As viewed through the eyes of a child, the alien invasion appears all the more frightening. It’s an absolute end to the safety and security of childhood in America as we now understand it, a piercing of the protective bubble all parents attempt to construct around their young ones.
Tom reminds his soldiers, for instance, that in human history there are many instances of inferior armed forces defeating superior ones, namely in the American Revolution, but also in Ancient Greece, and so on. “Ever the professor” (as another character notes), Tom is a unique and intellectual hero whose knowledge of history (and specificially military history) can provide hope in what seems a hopeless struggle. Wyle is good in the central role, and already I am enjoying the fact that Tom is not a physical superman, a law enforcement official, or a modern cowboy in mentality. Instead, he’s an able and believable surrogate for a lot of us in the audience: an everyman and family man faced with an extraordinary situation, trying to do his best.
In the second episode, “The Armory,” Tomn’s humanist perspective is matched and balanced by that of a criminal and warlord, John Pope (Colin Cunningham). In blunt terms, Pope informs Tom that he is using the wrong analogy. We’re not the early Americans fighting the Red Coats, Pope insists. No, we’re the American Indian, facing wave after wave of technologically superior, unstoppable white men. And we’ll share the same fate as the Indians too: extinction. It’s a terrifying thought, and this duel of philosophies makes for one of Falling Skies best and most chilling moments in the opening two hours.
Anti-social tendencies are downplayed here (in the first two episodes), and outlaws such as Pope are already in the process of being assimilated into the resistance by the end of the second episode. On a wider scale, man in Falling Skies has mounted at least a semi-organized defense against the invading Skitters, and is able to win small battles against this antagonist. As we’d expect from Steven Spielberg, the approach is a little more optimistic and a little less balanced than we get in the more nuanced (and so far more impressive) The Walking Dead.
As it was in War of the Worlds, the focus here is overtly on family matters. In the 2005 film, Tom Cruise had to protect his young daughter and keep track of his rebellious older son. Here, we’ve got Tom, his adult son, Hal (Drew Roy), his youngest son, Matt (Maxim Young), and Anne Glass (Moon Bloodgood) as a physician in the resistance who — from frame one — is clearly itching to play wife and mother to Tom and the Mason brood.
The focus here is on how the human family sticks together in a time of crisis, not how human foibles, even in times of disaster, pull it apart. In fact, Falling Skies opening episodes find time to celebrate young Matt’s birthday, and observe, with solemnity, his wish that everything could “just be like it was.” Sowhile Falling Skies and The Walking Dead share an obsession with the downfall of man, they boast vastly different approaches and perspectives on that downfall.

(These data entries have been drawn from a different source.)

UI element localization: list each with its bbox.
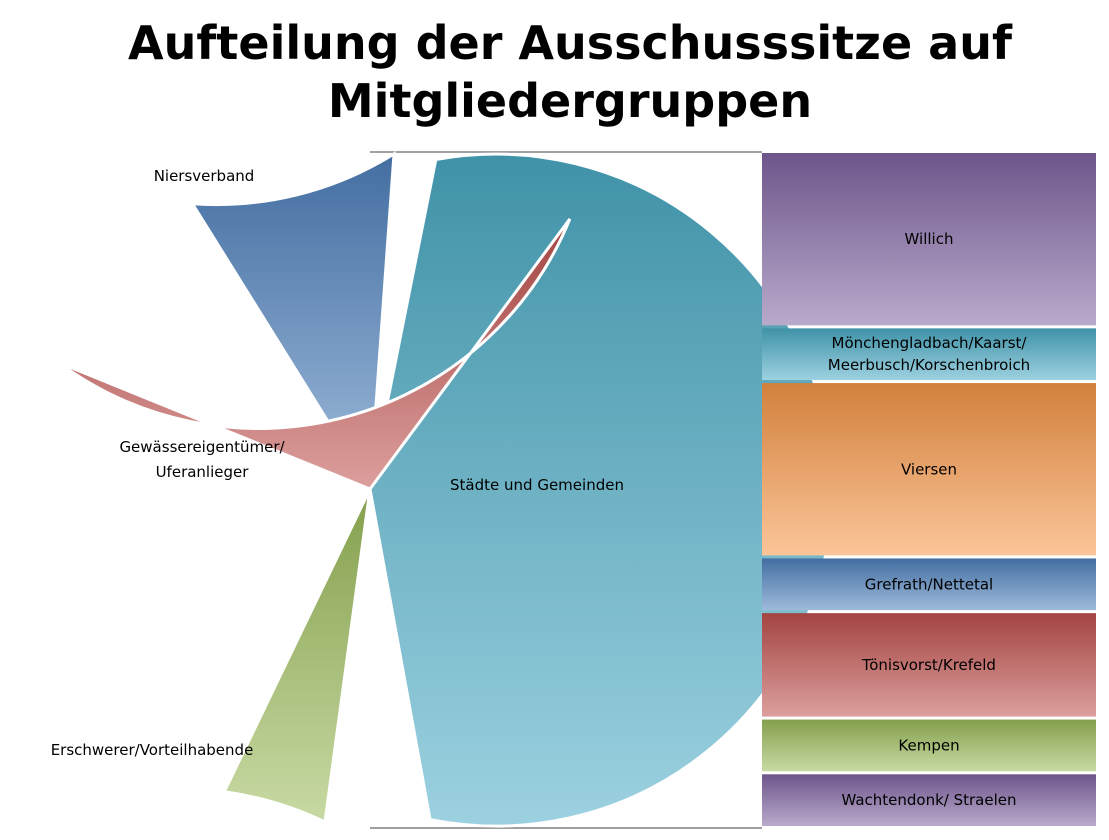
pie-label-erschwerer-vorteilhabende: Erschwerer/Vorteilhabende: [51, 741, 254, 759]
pie-slice-gew-ssereigent-mer-uferanlieger: [57, 218, 572, 491]
chart-title: Aufteilung der Ausschusssitze auf Mitglie…: [128, 16, 1012, 128]
pie-label-gew-ssereigent-mer-uferanlieger: Gewässereigentümer/Uferanlieger: [119, 438, 285, 481]
bar-label-kempen: Kempen: [898, 736, 959, 754]
bar-label-grefrath-nettetal: Grefrath/Nettetal: [865, 575, 993, 593]
bar-label-t-nisvorst-krefeld: Tönisvorst/Krefeld: [861, 656, 996, 674]
bar-label-viersen: Viersen: [901, 460, 957, 478]
bar-segment-willich: [762, 153, 1096, 326]
bar-label-wachtendonk-straelen: Wachtendonk/ Straelen: [841, 791, 1016, 809]
bar-segment-grefrath-nettetal: [762, 558, 1096, 611]
bar-segment-kempen: [762, 719, 1096, 772]
bar-label-m-nchengladbach-kaarst-meerbusch-korschenbroich: Mönchengladbach/Kaarst/Meerbusch/Korsche…: [828, 334, 1030, 374]
bar-segment-wachtendonk-straelen: [762, 774, 1096, 826]
bar-segment-m-nchengladbach-kaarst-meerbusch-korschenbroich: [762, 328, 1096, 381]
bar-segment-viersen: [762, 383, 1096, 556]
pie-slice-erschwerer-vorteilhabende: [189, 151, 396, 494]
bar-label-willich: Willich: [905, 230, 954, 248]
pie-label-niersverband: Niersverband: [154, 167, 255, 185]
pie-slice-niersverband: [222, 488, 372, 825]
pie-label-st-dte-und-gemeinden: Städte und Gemeinden: [450, 476, 624, 494]
bar-segment-t-nisvorst-krefeld: [762, 613, 1096, 717]
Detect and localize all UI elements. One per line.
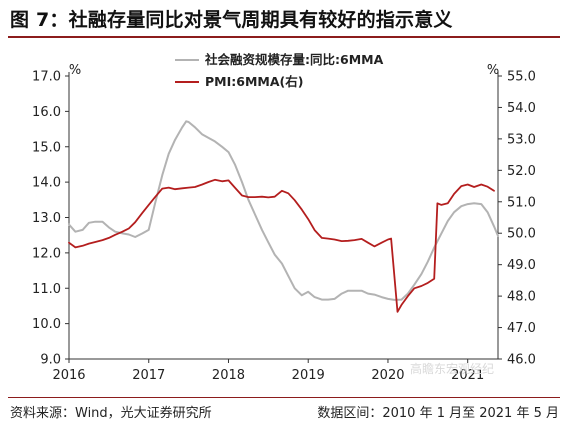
legend-label: 社会融资规模存量:同比:6MMA [204,52,384,67]
watermark: 高瞻东宏观经纪 [410,362,495,376]
legend-label: PMI:6MMA(右) [205,74,303,89]
left-tick-label: 11.0 [32,282,61,297]
x-tick-label: 2017 [132,368,165,383]
data-range-note: 数据区间：2010 年 1 月至 2021 年 5 月 [317,406,559,421]
right-tick-label: 50.0 [507,227,536,242]
x-tick-label: 2019 [292,368,325,383]
series-line-pmi [68,178,495,313]
left-tick-label: 17.0 [32,70,61,85]
right-tick-label: 54.0 [507,101,536,116]
right-tick-label: 48.0 [507,290,536,305]
source-note: 资料来源：Wind，光大证券研究所 [10,406,212,421]
left-tick-label: 13.0 [32,211,61,226]
right-tick-label: 49.0 [507,258,536,273]
right-tick-label: 47.0 [507,321,536,336]
left-tick-label: 15.0 [32,140,61,155]
chart-title: 图 7：社融存量同比对景气周期具有较好的指示意义 [10,9,453,31]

Basically, we are an occupied planet, and there’s certainly a subtext here about 21st century’s America’s role as occupier in foreign lands. There some impresive vistas of the alien “base” looming over abandoned American cities, and it’s impossible not to be reminded of our predator drone attacks when those alien ships fly by and indiscriminantly rain death upon those at ground level.
But after “Live and Learn,” “The Armory” stalls momentum quite a bit. The second episode concerns an attempt on Tom’s part to stake out a weapons depot. The mission goes awry and he ends up in the hands of John Pope, a criminal and nihilist. Instead of being about the alien invasion or the human response to it, the episode is about Tom and his allies maneuvering their way into freedom, and outwitting an enemy who, we soon suspect, will prove an ally. This episode is rather flat, emotionally-speaking, in comparison to the first hour, and doesn’t move the plot along significantly or even with much interest.
Still, it’s not necessarily clear sailing for this genre program. If the series grows too dark and gritty (as the scenario would seem to promise), viewers may not take to the series. And if the program remains so relentlessly upbeat in the face of human annihilation, it will sacrifice believability. In other words, Falling Skies is walking a very narrow line.